9 Indien hij haar voor zijn zoon bestemt, zal hij haar
naar het recht der dochters doen. 10 Indien hij zich een
andere neemt, zal hij haar voeding, haar kleding en de echtelijke
gemeenschap met haar niet verminderen. 11 Indien hij
haar deze drie dingen niet doet, zal zij weggaan, om niet, zonder
geld. 12 Wie iemand zo treft, dat hij sterft , zal zeker ter
dood gebracht worden. 13 Maar voor het geval, dat hij
het er niet op toelegde, doch dat God het zijn hand deed overkomen ,
zal Ik u een plaats aanwijzen, waarheen hij kan vluchten. 14
Doch wanneer iemand misdadig handelt tegen zijn naaste en hem met
list doodt, dan zult gij hem van mijn altaar weghalen , opdat hij
sterve. 15 Wie zijn vader of zijn moeder slaat, zal
zeker ter dood gebracht worden. 16 Wie een mens rooft,
hetzij hij hem reeds verkocht heeft, hetzij deze nog in zijn bezit
wordt aangetroffen, zal zeker ter dood gebracht worden. 17
Wie zijn vader of zijn moeder vervloekt, zal zeker ter dood
gebracht worden. 18 Wanneer mannen twisten en de een
slaat de ander met een steen of met de vuist, zodat deze wel niet
sterft, maar bedlegerig wordt, 19 dan zal hij die de
slag gaf, ongestraft blijven , wanneer de ander opstaat en met zijn
stok buiten wandelt; slechts diens gedwongen rusttijd zal hij
vergoeden en voor genezing zorgen. 20 Wanneer iemand
zijn slaaf of zijn slavin met een stok slaat, zodat deze onder zijn
hand sterft, zal deze zeker gewroken worden. 21 Slechts
indien hij een dag of twee in leven blijft, zal hij niet gewroken
worden , want het is zijn eigen geld. 22 Wanneer mannen
vechten en een van hen stoot een zwangere vrouw, zodat haar vrucht
afgaat, maar zonder ander letsel, dan zal zeker een boete worden
geeist, naardat de man van die vrouw hem oplegt, en hij zal het
volgens besluit van de rechters geven. 23 Maar indien er
een ander letsel is, zult gij geven leven voor leven, 24
oog voor oog, tand voor tand, hand voor hand, voet voor voet,
25 blaar voor blaar, wond voor wond, striem voor striem.

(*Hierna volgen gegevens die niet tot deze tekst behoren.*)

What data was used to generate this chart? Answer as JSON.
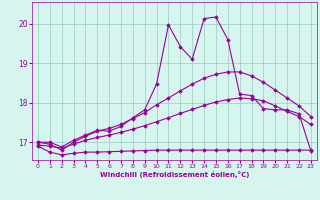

26 Wanneer iemand het oog van zijn slaaf, of het oog van
zijn slavin, raakt en het vernielt, zal hij hem om zijn oog
vrijlaten . 27 En indien hij een tand van zijn slaaf, of
een tand van zijn slavin, uitslaat, zal hij hem om zijn tand
vrijlaten. 28 Wanneer een rund een man of een vrouw
stoot, zodat deze sterft, dan zal het rund zeker gestenigd worden en
zijn vlees zal niet gegeten worden, maar de eigenaar van het rund
zal vrijuit gaan. 29 Indien echter dat rund reeds
vroeger stotig was en zijn eigenaar gewaarschuwd was , maar hij het
niet bewaakte, en het doodt een man of een vrouw, dan zal het rund
gestenigd worden, maar ook de eigenaar zal ter dood gebracht worden.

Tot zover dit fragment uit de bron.